10 Weeks To Better Drumming - Part 7

Last week we talked about notes, lots of them, all lined up one after another. This week we want to become more aware of the space between those notes. If you look at drums & percussion, most sounds are very short, so short that with say, a quarter note, we only really play the very beginning of the note. The rest of the note is silence/space. So even in a very busy pattern, we are probably playing more space than actual sound. Now if we play notes far apart, the amount of space between them is huge. 

What do we do with that space?
How do we accurately account for it?

When playing drums, percussion, and especially Gongs in a Meditation context, it's absolutely imperative to be aware of the space, as much as the notes.

Feel the space

Let's look at some exercises to help us become more aware of the space between the notes:

#1 - Start with 1 note and 3 equal notes of silence (you can think of these as quarter notes & quarter note rests)

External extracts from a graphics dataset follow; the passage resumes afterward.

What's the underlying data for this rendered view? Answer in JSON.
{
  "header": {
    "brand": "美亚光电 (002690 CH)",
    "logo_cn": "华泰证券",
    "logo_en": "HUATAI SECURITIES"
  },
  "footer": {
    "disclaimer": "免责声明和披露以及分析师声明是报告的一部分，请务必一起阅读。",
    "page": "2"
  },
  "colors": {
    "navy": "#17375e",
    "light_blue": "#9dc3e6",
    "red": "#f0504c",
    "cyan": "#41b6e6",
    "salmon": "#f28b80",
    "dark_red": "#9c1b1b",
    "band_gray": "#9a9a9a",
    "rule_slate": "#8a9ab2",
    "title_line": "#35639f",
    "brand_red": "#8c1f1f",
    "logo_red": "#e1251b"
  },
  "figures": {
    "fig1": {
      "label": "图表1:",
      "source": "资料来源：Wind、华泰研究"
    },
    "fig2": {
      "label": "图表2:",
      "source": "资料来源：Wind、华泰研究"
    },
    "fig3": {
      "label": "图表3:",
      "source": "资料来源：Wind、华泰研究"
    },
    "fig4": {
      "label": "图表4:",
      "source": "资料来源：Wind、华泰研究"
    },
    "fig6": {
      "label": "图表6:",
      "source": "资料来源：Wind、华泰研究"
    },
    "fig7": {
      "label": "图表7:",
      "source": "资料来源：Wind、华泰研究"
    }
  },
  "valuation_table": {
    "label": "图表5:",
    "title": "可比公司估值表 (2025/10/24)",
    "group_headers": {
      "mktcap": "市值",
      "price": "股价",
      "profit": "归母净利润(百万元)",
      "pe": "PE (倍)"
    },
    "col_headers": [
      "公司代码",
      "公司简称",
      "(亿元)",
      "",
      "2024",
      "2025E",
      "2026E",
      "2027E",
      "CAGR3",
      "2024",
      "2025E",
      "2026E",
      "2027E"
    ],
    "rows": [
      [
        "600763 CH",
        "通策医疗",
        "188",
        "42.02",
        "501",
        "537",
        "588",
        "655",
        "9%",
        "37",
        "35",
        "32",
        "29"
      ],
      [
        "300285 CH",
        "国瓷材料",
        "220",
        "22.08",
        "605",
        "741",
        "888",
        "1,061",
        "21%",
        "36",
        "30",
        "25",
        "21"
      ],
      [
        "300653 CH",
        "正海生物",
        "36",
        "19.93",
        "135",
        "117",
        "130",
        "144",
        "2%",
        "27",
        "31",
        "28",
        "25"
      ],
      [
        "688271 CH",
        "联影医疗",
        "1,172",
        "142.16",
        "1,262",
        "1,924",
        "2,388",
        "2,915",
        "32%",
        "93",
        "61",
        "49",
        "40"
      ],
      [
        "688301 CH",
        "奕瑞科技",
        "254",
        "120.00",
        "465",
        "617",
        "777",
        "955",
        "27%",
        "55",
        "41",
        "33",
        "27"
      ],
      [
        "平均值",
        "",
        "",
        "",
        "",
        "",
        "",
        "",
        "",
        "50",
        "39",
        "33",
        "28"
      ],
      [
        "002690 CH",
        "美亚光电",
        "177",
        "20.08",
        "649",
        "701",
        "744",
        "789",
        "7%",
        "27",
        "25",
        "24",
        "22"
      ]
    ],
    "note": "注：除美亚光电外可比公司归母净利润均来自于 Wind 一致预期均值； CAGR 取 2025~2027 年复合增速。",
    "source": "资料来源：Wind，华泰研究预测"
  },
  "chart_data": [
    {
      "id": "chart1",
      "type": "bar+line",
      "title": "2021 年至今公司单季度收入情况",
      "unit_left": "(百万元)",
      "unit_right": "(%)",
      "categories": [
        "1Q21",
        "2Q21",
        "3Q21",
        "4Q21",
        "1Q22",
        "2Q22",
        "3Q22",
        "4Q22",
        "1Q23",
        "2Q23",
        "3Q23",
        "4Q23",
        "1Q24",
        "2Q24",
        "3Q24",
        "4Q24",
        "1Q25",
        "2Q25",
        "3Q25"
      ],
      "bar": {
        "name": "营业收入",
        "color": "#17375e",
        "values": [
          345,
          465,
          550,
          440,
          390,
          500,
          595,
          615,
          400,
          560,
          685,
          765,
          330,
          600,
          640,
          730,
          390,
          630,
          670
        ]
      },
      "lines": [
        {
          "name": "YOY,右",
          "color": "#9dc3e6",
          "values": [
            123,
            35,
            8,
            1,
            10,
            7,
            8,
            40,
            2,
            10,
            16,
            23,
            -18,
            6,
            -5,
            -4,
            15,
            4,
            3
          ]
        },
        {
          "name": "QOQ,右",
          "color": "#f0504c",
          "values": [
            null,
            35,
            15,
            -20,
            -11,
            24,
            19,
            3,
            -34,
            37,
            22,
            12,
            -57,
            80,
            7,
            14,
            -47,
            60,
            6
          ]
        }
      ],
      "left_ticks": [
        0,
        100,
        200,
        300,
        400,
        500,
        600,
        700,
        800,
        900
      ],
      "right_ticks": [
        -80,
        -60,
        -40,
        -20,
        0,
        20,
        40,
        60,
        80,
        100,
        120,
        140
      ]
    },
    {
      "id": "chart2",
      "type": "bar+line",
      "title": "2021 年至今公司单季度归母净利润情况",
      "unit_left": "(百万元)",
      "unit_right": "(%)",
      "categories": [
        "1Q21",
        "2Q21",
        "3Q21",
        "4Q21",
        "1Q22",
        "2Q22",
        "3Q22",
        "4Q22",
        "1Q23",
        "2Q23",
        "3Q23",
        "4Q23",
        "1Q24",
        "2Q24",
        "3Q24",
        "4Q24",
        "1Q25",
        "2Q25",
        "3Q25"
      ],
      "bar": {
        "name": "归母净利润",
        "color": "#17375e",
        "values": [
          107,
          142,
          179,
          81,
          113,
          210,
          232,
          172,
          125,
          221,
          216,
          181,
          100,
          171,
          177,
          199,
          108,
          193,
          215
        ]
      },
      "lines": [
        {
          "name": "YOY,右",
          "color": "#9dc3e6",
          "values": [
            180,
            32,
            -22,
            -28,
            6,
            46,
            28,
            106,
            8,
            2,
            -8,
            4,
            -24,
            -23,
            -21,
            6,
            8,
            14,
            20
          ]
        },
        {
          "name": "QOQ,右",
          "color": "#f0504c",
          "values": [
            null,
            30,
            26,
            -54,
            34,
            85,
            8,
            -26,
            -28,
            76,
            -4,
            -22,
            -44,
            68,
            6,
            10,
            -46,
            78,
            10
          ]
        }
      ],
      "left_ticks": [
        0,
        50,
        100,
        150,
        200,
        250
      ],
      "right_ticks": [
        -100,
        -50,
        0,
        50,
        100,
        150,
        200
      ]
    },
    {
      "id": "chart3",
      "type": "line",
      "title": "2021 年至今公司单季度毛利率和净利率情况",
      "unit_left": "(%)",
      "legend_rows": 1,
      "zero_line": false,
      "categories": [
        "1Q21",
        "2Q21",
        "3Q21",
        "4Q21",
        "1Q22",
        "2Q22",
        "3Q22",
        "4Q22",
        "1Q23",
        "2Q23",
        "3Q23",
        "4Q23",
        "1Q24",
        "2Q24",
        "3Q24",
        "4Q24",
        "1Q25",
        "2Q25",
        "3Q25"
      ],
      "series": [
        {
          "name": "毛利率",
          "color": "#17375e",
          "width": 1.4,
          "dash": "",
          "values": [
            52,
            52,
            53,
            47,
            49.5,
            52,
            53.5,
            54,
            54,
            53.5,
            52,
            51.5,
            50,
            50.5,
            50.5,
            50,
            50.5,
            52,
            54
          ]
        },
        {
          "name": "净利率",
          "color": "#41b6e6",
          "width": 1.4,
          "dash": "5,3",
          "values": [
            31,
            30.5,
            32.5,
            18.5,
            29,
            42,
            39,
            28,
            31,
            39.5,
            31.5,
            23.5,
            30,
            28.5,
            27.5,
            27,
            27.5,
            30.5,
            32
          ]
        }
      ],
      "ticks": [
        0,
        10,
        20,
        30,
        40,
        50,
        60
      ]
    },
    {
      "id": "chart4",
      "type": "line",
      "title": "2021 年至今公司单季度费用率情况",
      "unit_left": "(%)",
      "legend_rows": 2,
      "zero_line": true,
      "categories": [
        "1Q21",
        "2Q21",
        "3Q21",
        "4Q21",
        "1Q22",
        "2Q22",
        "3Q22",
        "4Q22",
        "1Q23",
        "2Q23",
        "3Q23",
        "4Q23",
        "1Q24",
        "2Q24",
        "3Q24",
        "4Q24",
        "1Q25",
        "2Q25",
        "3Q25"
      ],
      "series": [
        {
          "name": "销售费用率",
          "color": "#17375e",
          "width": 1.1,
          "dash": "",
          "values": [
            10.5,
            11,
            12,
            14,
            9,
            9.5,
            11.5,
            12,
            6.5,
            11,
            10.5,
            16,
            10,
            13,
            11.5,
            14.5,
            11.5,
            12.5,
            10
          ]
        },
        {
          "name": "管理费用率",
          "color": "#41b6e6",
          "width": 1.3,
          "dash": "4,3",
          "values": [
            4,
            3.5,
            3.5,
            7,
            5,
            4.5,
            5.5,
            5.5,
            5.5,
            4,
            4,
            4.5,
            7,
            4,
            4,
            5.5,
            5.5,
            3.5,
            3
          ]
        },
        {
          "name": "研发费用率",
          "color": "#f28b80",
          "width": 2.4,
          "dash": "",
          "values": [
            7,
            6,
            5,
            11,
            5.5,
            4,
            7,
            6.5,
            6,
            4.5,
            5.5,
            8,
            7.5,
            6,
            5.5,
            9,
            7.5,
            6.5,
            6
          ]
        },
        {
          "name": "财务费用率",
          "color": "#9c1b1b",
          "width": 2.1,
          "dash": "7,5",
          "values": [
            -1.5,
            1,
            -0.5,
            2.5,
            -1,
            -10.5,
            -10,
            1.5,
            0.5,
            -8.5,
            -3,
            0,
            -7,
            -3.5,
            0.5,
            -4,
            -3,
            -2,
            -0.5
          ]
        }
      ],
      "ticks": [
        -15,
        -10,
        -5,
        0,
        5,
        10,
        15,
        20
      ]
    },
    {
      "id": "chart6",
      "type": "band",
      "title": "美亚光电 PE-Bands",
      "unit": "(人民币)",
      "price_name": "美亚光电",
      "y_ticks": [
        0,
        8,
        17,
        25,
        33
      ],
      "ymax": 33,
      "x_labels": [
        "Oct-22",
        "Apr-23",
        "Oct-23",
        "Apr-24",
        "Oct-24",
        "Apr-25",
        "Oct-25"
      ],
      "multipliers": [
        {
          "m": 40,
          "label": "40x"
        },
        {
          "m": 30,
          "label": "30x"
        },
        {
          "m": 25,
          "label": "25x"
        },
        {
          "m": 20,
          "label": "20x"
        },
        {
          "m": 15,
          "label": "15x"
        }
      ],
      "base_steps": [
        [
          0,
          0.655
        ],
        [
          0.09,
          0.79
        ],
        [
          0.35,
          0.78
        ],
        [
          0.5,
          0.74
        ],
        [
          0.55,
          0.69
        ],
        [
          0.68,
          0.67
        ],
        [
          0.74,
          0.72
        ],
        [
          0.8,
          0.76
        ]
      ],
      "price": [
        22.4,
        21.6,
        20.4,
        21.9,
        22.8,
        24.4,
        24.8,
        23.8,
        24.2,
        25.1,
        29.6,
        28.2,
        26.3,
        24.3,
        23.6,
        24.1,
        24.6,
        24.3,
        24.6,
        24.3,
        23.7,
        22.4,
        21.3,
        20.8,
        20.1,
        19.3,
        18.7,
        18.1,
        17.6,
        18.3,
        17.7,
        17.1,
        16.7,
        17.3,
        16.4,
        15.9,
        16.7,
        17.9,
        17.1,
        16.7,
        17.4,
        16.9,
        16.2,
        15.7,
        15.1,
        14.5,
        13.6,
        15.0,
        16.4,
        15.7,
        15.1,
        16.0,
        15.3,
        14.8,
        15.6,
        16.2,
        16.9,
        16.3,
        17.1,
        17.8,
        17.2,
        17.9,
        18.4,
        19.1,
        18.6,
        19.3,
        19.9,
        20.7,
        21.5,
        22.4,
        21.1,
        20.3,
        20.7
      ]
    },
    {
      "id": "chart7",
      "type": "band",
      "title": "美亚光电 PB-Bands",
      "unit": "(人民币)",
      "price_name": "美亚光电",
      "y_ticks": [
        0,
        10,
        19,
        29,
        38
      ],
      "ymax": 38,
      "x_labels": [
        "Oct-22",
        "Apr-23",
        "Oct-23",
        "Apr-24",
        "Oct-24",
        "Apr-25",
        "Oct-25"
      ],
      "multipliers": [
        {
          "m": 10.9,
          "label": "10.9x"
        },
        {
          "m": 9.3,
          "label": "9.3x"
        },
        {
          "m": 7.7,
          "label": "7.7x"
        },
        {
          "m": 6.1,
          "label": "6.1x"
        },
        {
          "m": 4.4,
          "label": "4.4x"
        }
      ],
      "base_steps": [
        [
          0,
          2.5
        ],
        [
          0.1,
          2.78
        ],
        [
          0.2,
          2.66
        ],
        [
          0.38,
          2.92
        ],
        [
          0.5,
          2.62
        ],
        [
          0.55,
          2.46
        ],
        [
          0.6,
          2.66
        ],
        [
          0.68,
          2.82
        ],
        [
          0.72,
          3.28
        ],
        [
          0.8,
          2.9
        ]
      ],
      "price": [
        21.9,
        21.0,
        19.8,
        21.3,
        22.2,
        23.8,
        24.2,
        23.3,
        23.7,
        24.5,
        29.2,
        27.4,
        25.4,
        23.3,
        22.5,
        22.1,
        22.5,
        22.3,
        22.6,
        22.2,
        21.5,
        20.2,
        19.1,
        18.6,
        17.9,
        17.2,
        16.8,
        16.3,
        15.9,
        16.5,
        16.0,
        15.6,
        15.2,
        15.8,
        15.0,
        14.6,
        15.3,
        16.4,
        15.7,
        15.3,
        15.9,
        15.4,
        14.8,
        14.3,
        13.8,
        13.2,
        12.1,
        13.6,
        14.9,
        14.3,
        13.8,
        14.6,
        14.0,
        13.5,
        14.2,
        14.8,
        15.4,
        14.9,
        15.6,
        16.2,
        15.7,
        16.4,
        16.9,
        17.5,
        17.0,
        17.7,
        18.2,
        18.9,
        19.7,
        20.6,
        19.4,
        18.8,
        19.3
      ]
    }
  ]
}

1 2 3 4 1 2 3 4 1 2 3 4 1 2 3 4 1 2 3 4 etc.

On note 1, play a drum, block, Gong, etc. Count the next 3 notes to yourself, then repeat the sequence. You want to feel all 4 notes, especially the silence. What we want to learn is a sense of time passing, whether there is a sound or not. It's easy to play a lot of rapid notes in quick succession, because they create a certain momentum, and you don't have to deal with the space in between the notes. 

So if you have a metronome, start at 100BPM, with each count getting 1 metronome click. Play with the metronome for a while, feeling the time and the sense of space between each note played. Then turn the metronome off and repeat the same thing. Without the metronome you are free to feel the space between each note, but need to keep track of the passing time.

I'm amazed at how many musicians are daunted by silence, by long space between notes. This seems to be something people rarely think about or work on, they'd much rather work on playing super fast licks and runs of multiple notes. But every musician should fundamentally be aware of both the notes AND the space between those notes.

When you have this down and feel good about it, slow the tempo and increase the space. Bring it down maybe 4 BPM at a time until you get to say, 60 BPM. Now you really have to be aware of the space!

#2 - Increase the number of notes/rests: play in groups of 5, 6, 7, 8, etc., increasing the time between notes played. As above, slow the tempo down. 

Feel the time, be the time, immerse yourself in the time.

Yes, this exercise is very basic, but I'm amazed at all the musicians who do not have the basics down. Work on this, and last week's exercise, for 3 - 4 weeks and you will notice a great difference in how you perceive the music you play.